HEAD, Index, and Working Tree
If you’ve read tutorials on “unstaging” files, they generally suggest using
reset HEAD
to unstage a file. So why does Git tell us to use rm --cached
in this case? We don’t want to delete the file, just avoid committing it.
The answer is, we can’t do reset HEAD
because we don’t have a HEAD yet.
First, a brief word about how Git keeps track of files that have been committed
or are ready to commit. The area where we view and edit files, Git calls the
“working tree”. When we run git add
, whether it’s on a brand new file or
just one we’ve changed, Git doesn’t just mark the file for commit, it saves a
copy from the working tree to an area it calls the “index”. You can verify this
by creating a file, adding it, editing it, then doing git status
. The file
will show up both as added and modified.
So when we’ve accidentally added a file we don’t want committed, what we
really want Git to do is remove it from the index.

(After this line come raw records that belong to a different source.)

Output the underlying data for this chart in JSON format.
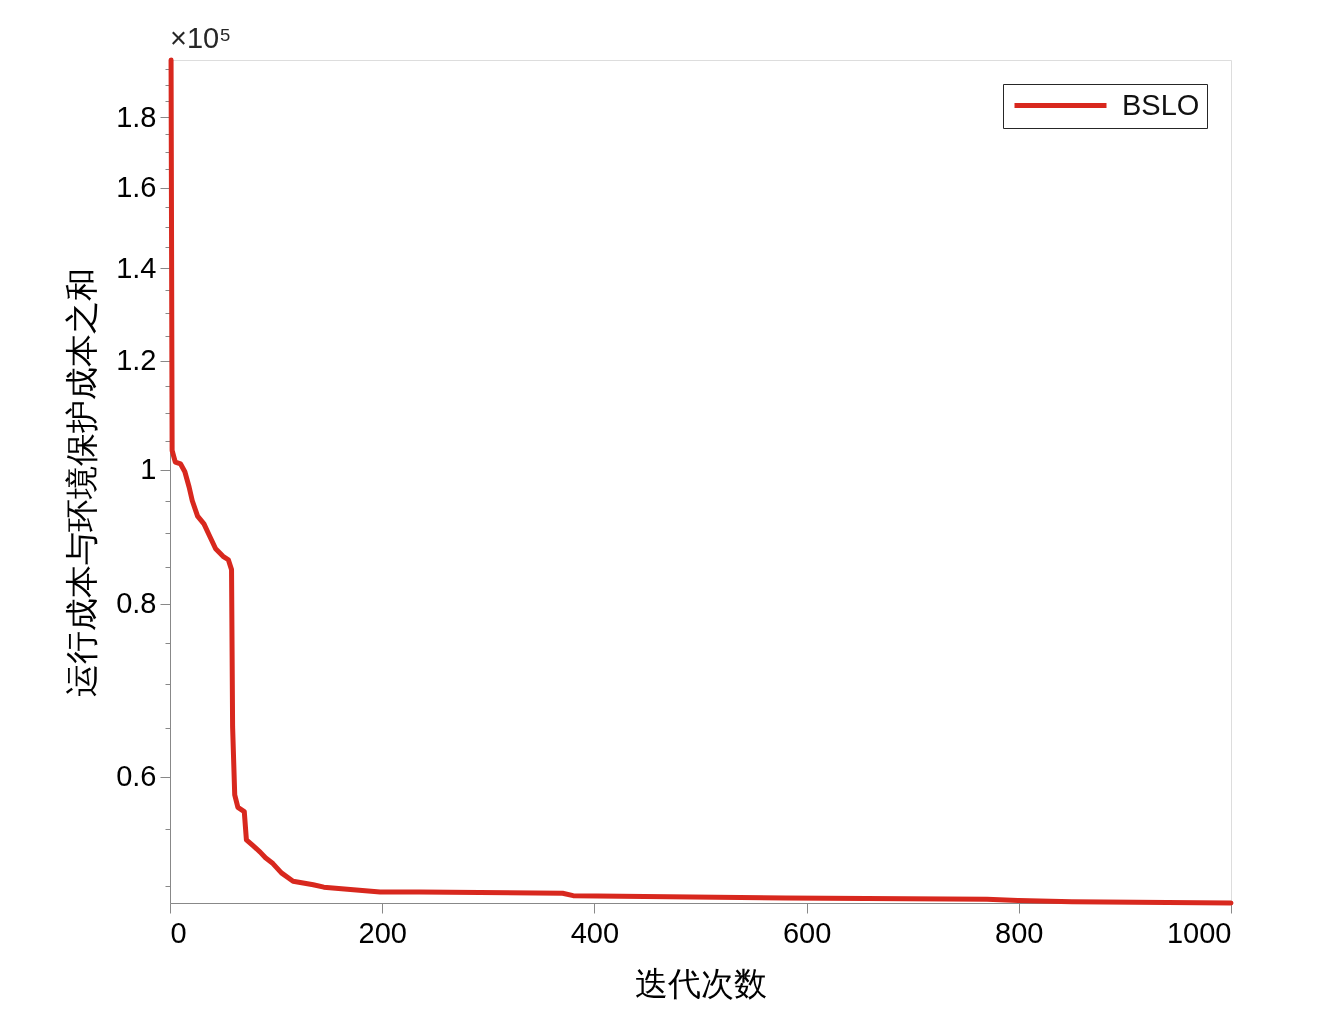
{
  "chart_data": {
    "type": "line",
    "xlabel": "迭代次数",
    "ylabel": "运行成本与环境保护成本之和",
    "annotations": [
      "×10⁵"
    ],
    "x": [
      1,
      2,
      5,
      10,
      14,
      18,
      21,
      26,
      32,
      37,
      43,
      50,
      55,
      58,
      59,
      61,
      64,
      70,
      72,
      78,
      85,
      90,
      97,
      105,
      116,
      135,
      145,
      170,
      198,
      235,
      370,
      380,
      580,
      770,
      800,
      850,
      1000
    ],
    "series": [
      {
        "name": "BSLO",
        "color": "#d8281e",
        "values": [
          1.98,
          1.033,
          1.013,
          1.01,
          0.997,
          0.972,
          0.95,
          0.926,
          0.914,
          0.897,
          0.877,
          0.866,
          0.861,
          0.847,
          0.652,
          0.582,
          0.57,
          0.566,
          0.54,
          0.535,
          0.529,
          0.524,
          0.519,
          0.511,
          0.504,
          0.501,
          0.499,
          0.497,
          0.495,
          0.495,
          0.494,
          0.492,
          0.49,
          0.489,
          0.488,
          0.487,
          0.486
        ]
      }
    ],
    "xlim": [
      0,
      1000
    ],
    "xticks": [
      0,
      200,
      400,
      600,
      800,
      1000
    ],
    "ylim": [
      0.486,
      1.98
    ],
    "yticks": [
      {
        "value": 0.5,
        "label": null
      },
      {
        "value": 0.55,
        "label": null
      },
      0.6,
      {
        "value": 0.65,
        "label": null
      },
      {
        "value": 0.7,
        "label": null
      },
      {
        "value": 0.75,
        "label": null
      },
      0.8,
      {
        "value": 0.85,
        "label": null
      },
      {
        "value": 0.9,
        "label": null
      },
      {
        "value": 0.95,
        "label": null
      },
      1,
      {
        "value": 1.05,
        "label": null
      },
      {
        "value": 1.1,
        "label": null
      },
      {
        "value": 1.15,
        "label": null
      },
      1.2,
      {
        "value": 1.25,
        "label": null
      },
      {
        "value": 1.3,
        "label": null
      },
      {
        "value": 1.35,
        "label": null
      },
      1.4,
      {
        "value": 1.45,
        "label": null
      },
      {
        "value": 1.5,
        "label": null
      },
      {
        "value": 1.55,
        "label": null
      },
      1.6,
      {
        "value": 1.65,
        "label": null
      },
      {
        "value": 1.7,
        "label": null
      },
      {
        "value": 1.75,
        "label": null
      },
      1.8,
      {
        "value": 1.85,
        "label": null
      },
      {
        "value": 1.9,
        "label": null
      },
      {
        "value": 1.95,
        "label": null
      }
    ],
    "log": "y",
    "grid": false,
    "legend": "top right",
    "line_style": "solid"
  }
}
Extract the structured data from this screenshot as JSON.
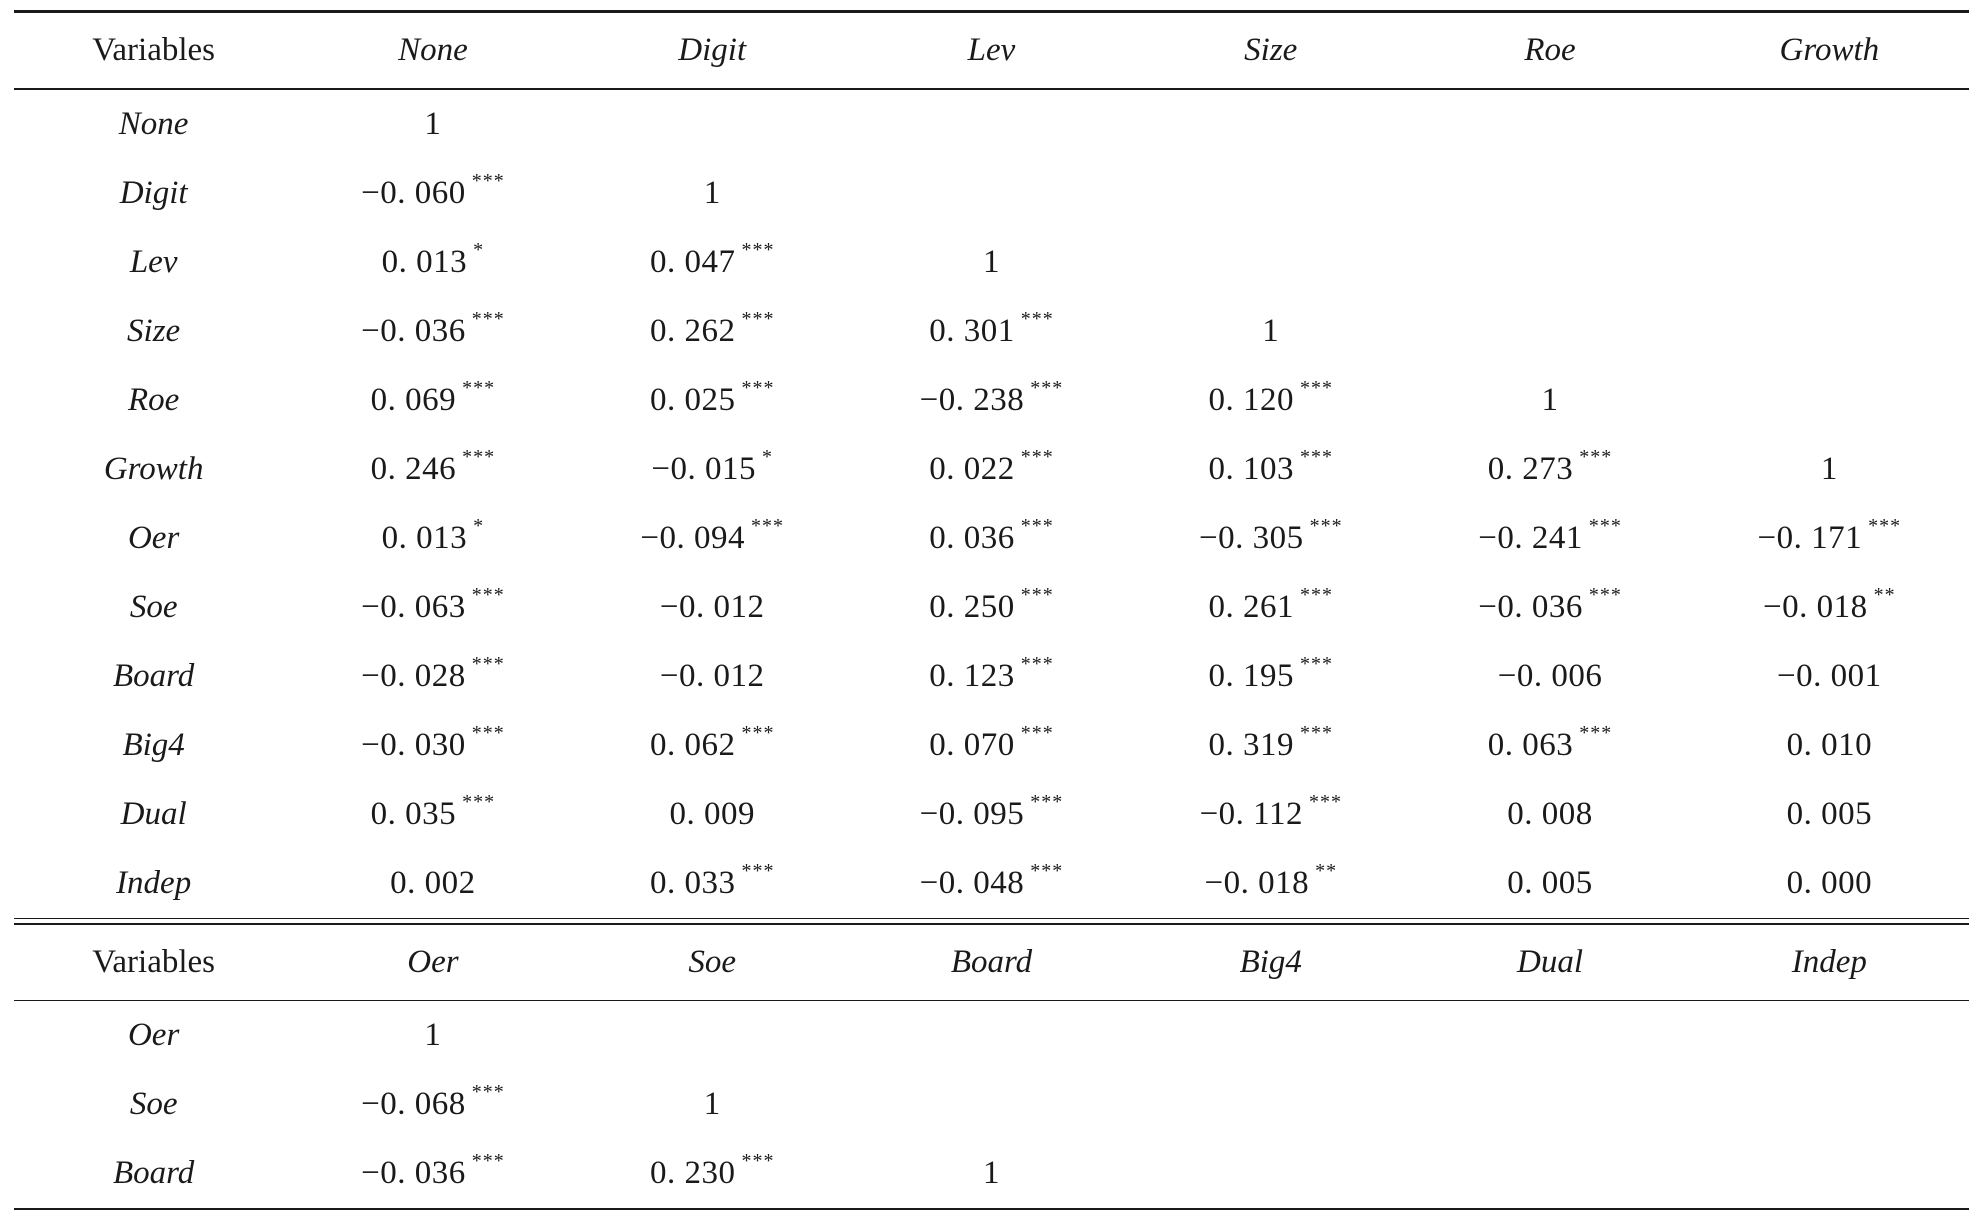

That’s exactly what
git rm --cached
does.
“HEAD”, meanwhile, is Git’s name for the latest commit on the current branch (the “tip”). For our brand-new repository, there is no “HEAD” yet, so it really doesn’t make any sense.
But usually we do want reset HEAD
. In fact, if reset HEAD
is the right
answer, Git will even tell us so:
( After an initial commit )
$ git add .gitignore code
$ git status
On branch master
Changes to be committed:
(use "git reset HEAD <file>..." to unstage)
new file: .gitignore
modified: code/code.c
In this case, reset HEAD
will update the index to match “HEAD”. (Updating
the index, but not the working tree, is the default for reset
.) That
means the working tree still has the changes, but the index has no change since
the latest commit, which is exactly what we want.
For the added file, we could choose to use git rm --cached
or git reset HEAD
,
because either removes the file from the index. But for the modified file, we
don’t want to use rm --cached
, because that will tell Git to stage the file
for deletion! This is true because Git will now mark that file as removed in
the index, when it exists in HEAD. So there’s now a pending deletion if we do
git commit
.
This is a pretty confusing situation. The confusion comes in because the term
“add” is overloaded for both adding new files and for staging modifications to
existing files. Really, it would be best if we could use reset
as the universal
command for unstaging files. And with a modern version of Git, we can. If
we use git reset
in a case where there is no HEAD, it will just remove the file
from the index, which is exactly what we want.
So our previous example becomes:
$ git status
On branch master
Initial commit
Untracked files:
(use "git add <file>..." to include in what will be committed)
code/
nothing added to commit but untracked files present (use "git add" to track)
$ git add code
$ git status
On branch master
Initial commit
Changes to be committed:
(use "git rm --cached <file>..." to unstage)
new file: code/code.c
new file: code/code.o
$ git reset code
$ git status
On branch master
Initial commit
Untracked files:
(use "git add <file>..." to include in what will be committed)
code/
So the only thing left is for the suggestion message to reflect the
new capability of reset
, so we don’t have to be confused. But
at least we picked up a little more detail about Git along the way.